Geo Week News

April 3, 2012

Am I the only one with a trunk full of HDDs?

04.03.12.eSata

As I write this I am sitting here watching a progress bar creep by at a snail’s pace. I’ve got to get a PTX out from a registration before I quit for the day. Unfortunately, it’s about 62 GB and it’s taking forever to export. It’s got me thinking about all the data within three feet of my desk chair and the many, many hours of work it took to produce it. Frankly, it scares me a bit.

I can only think of a couple of times when a client asked me to go back into archived data for more work, but if I lost everything it would definitely cost me on several ongoing projects. This, of course, brings us to the topic at hand, our data archiving procedures.
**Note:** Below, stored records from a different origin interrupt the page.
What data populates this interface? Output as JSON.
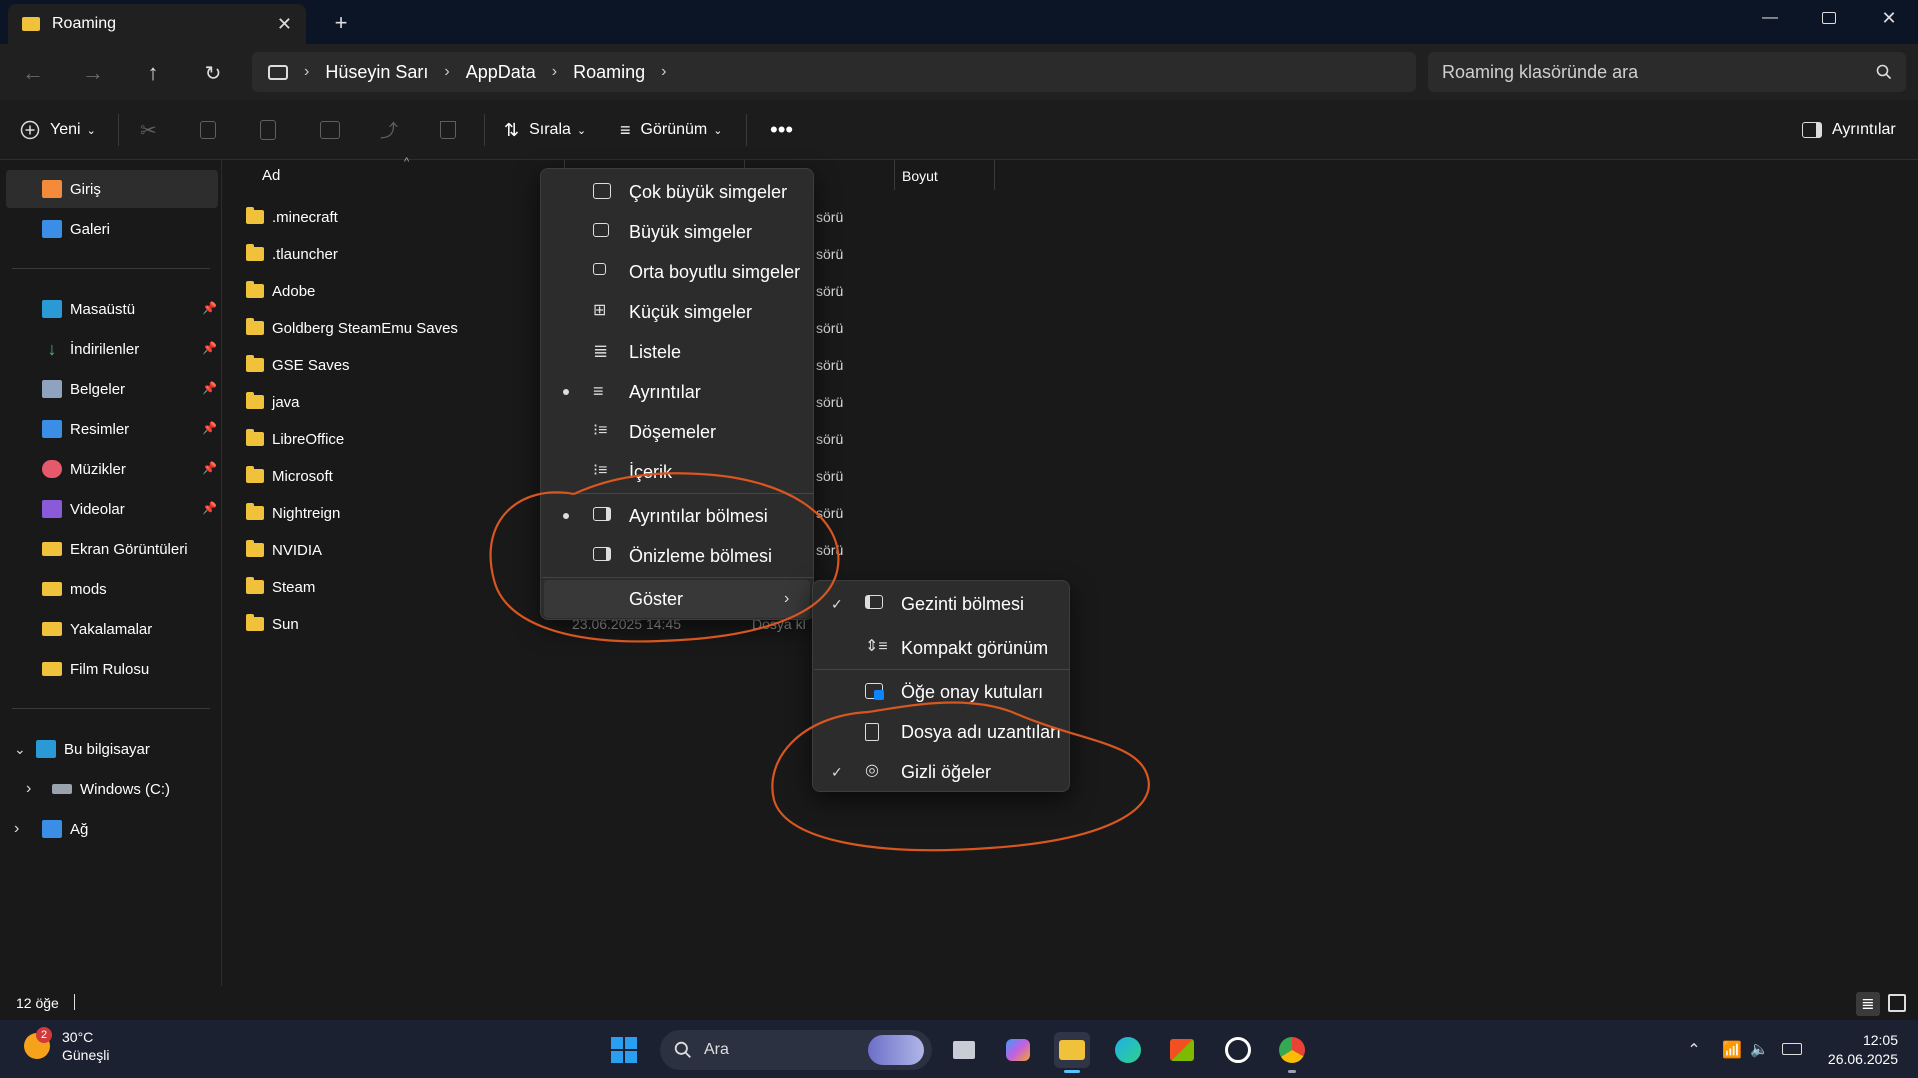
{
  "window": {
    "tab_title": "Roaming"
  },
  "breadcrumb": {
    "items": [
      "Hüseyin Sarı",
      "AppData",
      "Roaming"
    ]
  },
  "search": {
    "placeholder": "Roaming klasöründe ara"
  },
  "toolbar": {
    "new_label": "Yeni",
    "sort_label": "Sırala",
    "view_label": "Görünüm",
    "details_label": "Ayrıntılar"
  },
  "sidebar": {
    "top_items": [
      "Giriş",
      "Galeri"
    ],
    "pinned_items": [
      "Masaüstü",
      "İndirilenler",
      "Belgeler",
      "Resimler",
      "Müzikler",
      "Videolar"
    ],
    "folders": [
      "Ekran Görüntüleri",
      "mods",
      "Yakalamalar",
      "Film Rulosu"
    ],
    "this_pc": "Bu bilgisayar",
    "drive": "Windows (C:)",
    "network": "Ağ"
  },
  "file_list": {
    "col_name": "Ad",
    "col_size": "Boyut",
    "files": [
      ".minecraft",
      ".tlauncher",
      "Adobe",
      "Goldberg SteamEmu Saves",
      "GSE Saves",
      "java",
      "LibreOffice",
      "Microsoft",
      "Nightreign",
      "NVIDIA",
      "Steam",
      "Sun"
    ],
    "type_fragment": "sörü",
    "last_date": "23.06.2025 14:45",
    "last_type": "Dosya kl"
  },
  "view_menu": {
    "items": [
      "Çok büyük simgeler",
      "Büyük simgeler",
      "Orta boyutlu simgeler",
      "Küçük simgeler",
      "Listele",
      "Ayrıntılar",
      "Döşemeler",
      "İçerik"
    ],
    "panes": [
      "Ayrıntılar bölmesi",
      "Önizleme bölmesi"
    ],
    "show": "Göster"
  },
  "show_submenu": {
    "items": [
      "Gezinti bölmesi",
      "Kompakt görünüm",
      "Öğe onay kutuları",
      "Dosya adı uzantıları",
      "Gizli öğeler"
    ]
  },
  "status": {
    "count": "12 öğe"
  },
  "taskbar": {
    "temp": "30°C",
    "weather": "Güneşli",
    "badge": "2",
    "search": "Ara",
    "time": "12:05",
    "date": "26.06.2025"
  },
  "colors": {
    "accent": "#0a84ff",
    "folder": "#f0c23b",
    "annotation": "#d8561f"
  }
}
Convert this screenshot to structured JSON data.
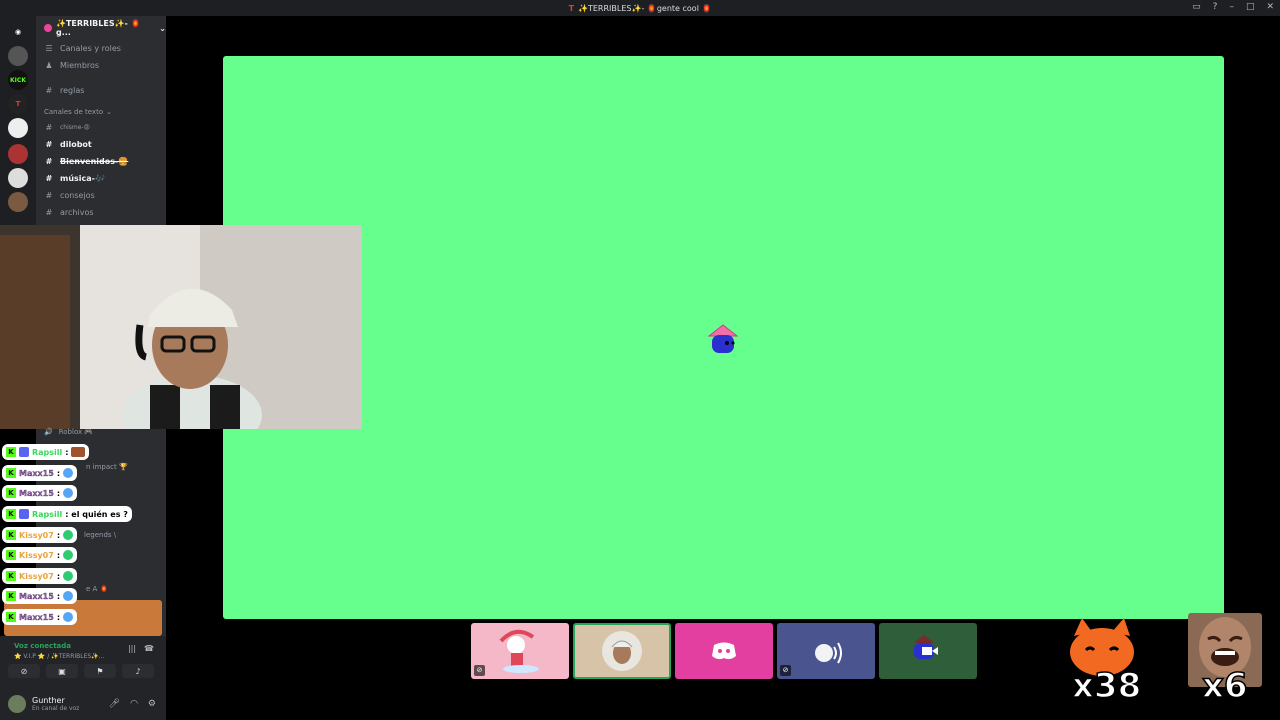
{
  "window": {
    "title": "✨TERRIBLES✨- 🏮gente cool 🏮"
  },
  "server": {
    "name": "✨TERRIBLES✨- 🏮g..."
  },
  "sidebar": {
    "top_items": [
      {
        "label": "Canales y roles",
        "icon": "channels-icon"
      },
      {
        "label": "Miembros",
        "icon": "members-icon"
      }
    ],
    "rules_channel": "reglas",
    "category_label": "Canales de texto",
    "channels": [
      {
        "label": "chisme-😡",
        "bright": false,
        "strike": false
      },
      {
        "label": "dilobot",
        "bright": true,
        "strike": false
      },
      {
        "label": "Bienvenidos-🍔",
        "bright": true,
        "strike": true
      },
      {
        "label": "música-🎶",
        "bright": true,
        "strike": false
      },
      {
        "label": "consejos",
        "bright": false,
        "strike": false
      },
      {
        "label": "archivos",
        "bright": false,
        "strike": false
      }
    ],
    "voice_channel": "Roblox 🎮"
  },
  "chat": [
    {
      "user": "Rapsill",
      "message": ":",
      "color": "green"
    },
    {
      "user": "Maxx15",
      "message": ":",
      "color": "purple"
    },
    {
      "user": "Maxx15",
      "message": ":",
      "color": "purple"
    },
    {
      "user": "Rapsill",
      "message": ": el quién es ?",
      "color": "green"
    },
    {
      "user": "Kissy07",
      "message": ":",
      "color": "orange"
    },
    {
      "user": "Kissy07",
      "message": ":",
      "color": "orange"
    },
    {
      "user": "Kissy07",
      "message": ":",
      "color": "orange"
    },
    {
      "user": "Maxx15",
      "message": ":",
      "color": "purple"
    },
    {
      "user": "Maxx15",
      "message": ":",
      "color": "purple"
    }
  ],
  "background_leak": {
    "impact": "n impact 🏆",
    "legends": "legends \\",
    "a": "e A 🏮"
  },
  "voice_panel": {
    "status": "Voz conectada",
    "channel": "⭐ V.I.P ⭐ / ✨TERRIBLES✨..."
  },
  "user": {
    "name": "Gunther",
    "status": "En canal de voz"
  },
  "reactions": {
    "cat_count": "x38",
    "face_count": "x6"
  },
  "colors": {
    "game_bg": "#66ff8e",
    "sidebar": "#2b2d31",
    "discord_pink": "#e23fa0",
    "kick_green": "#53fc18"
  }
}
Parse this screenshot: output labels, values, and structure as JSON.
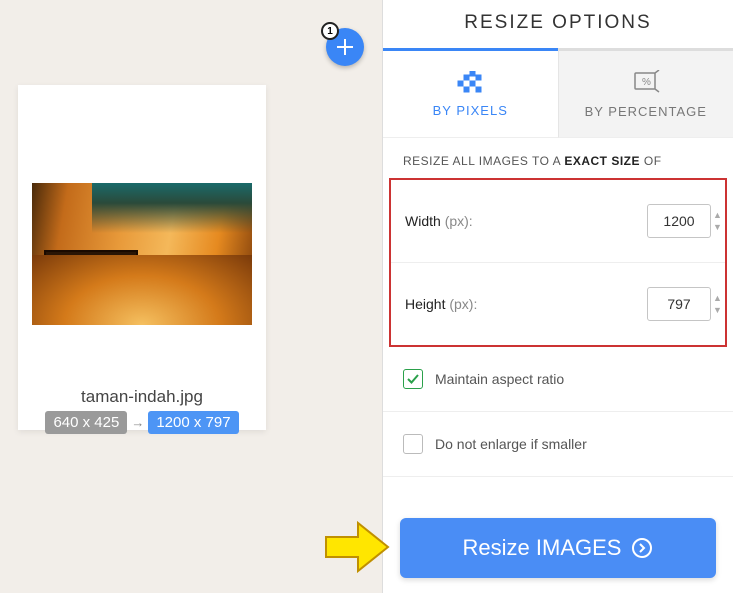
{
  "left": {
    "add_count": "1",
    "file_name": "taman-indah.jpg",
    "dim_old": "640 x 425",
    "dim_new": "1200 x 797"
  },
  "panel": {
    "title": "RESIZE OPTIONS",
    "tabs": {
      "pixels": "BY PIXELS",
      "percentage": "BY PERCENTAGE"
    },
    "desc_pre": "RESIZE ALL IMAGES TO A ",
    "desc_bold": "EXACT SIZE",
    "desc_post": " OF",
    "width_label": "Width ",
    "width_unit": "(px):",
    "width_value": "1200",
    "height_label": "Height ",
    "height_unit": "(px):",
    "height_value": "797",
    "maintain_label": "Maintain aspect ratio",
    "enlarge_label": "Do not enlarge if smaller",
    "button": "Resize IMAGES"
  }
}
Sometimes lo-tech is the safest route.

There was a time when I duplicated my scan archive every month, took the duplicate home and considered myself safe. Then I was asked to access an old database. I pulled the IMP file and loaded it into Cyclone only to find out that the IMP which had been authored in Cyclone 5.1 was not readable by Cyclone 6.0.4. It took some doing (alternate workstation, Cyclone 5.2 install, temp license) but I was able to export a PTX that could be used by newer version of Cyclone. That’s when I decided to make a PTX of the final registered point cloud whenever I was ready to archive a project. It’s also when I started buying RAID arrays, because those PTX files were big. The aforementioned 62GB PTX came from a 27GB IMP file, so now I was more than doubling my storage needs.

After about two years of this, I went to retrieve a file from a USB RAID array that had been unplugged and on a shelf for almost a year. I plugged it in and promptly discovered that a circuit on the board had burned out and none of the data was retrievable. I got out of that one by buying another enclosure that had the same oxford chipset on the board…

So where am I now? Somewhere in the middle. I researched putting everything on the cloud but between the enormous file sizes and a few clients that prohibit offsite storage of their data it just wasn’t practical, so I went ultra lo-tech. I have a eSATA HDD docking port that I plug bare HDDs into. It is a lot cheaper than the enclosures (and has less parts to fail). They are easy to move around so I’m back to rotating different drives to take offsite in case either office or house go up in flames! However, I’m still up in the air on the format. I’m excited about the new e57 standard but like the PTX it requires an additional export that is not necessary for production deliverables.

I remember performing a data inventory when we first got a DVD burner. I was handed boxes of floppy disks, many rubber-banded together to note their relation to one project or another. After three days I emerged with two trash bags full of media and three DVDs. I keep waiting on that moment with point cloud data. Until then, I’ll be the guy loading his trunk full of HDDs every Friday afternoon.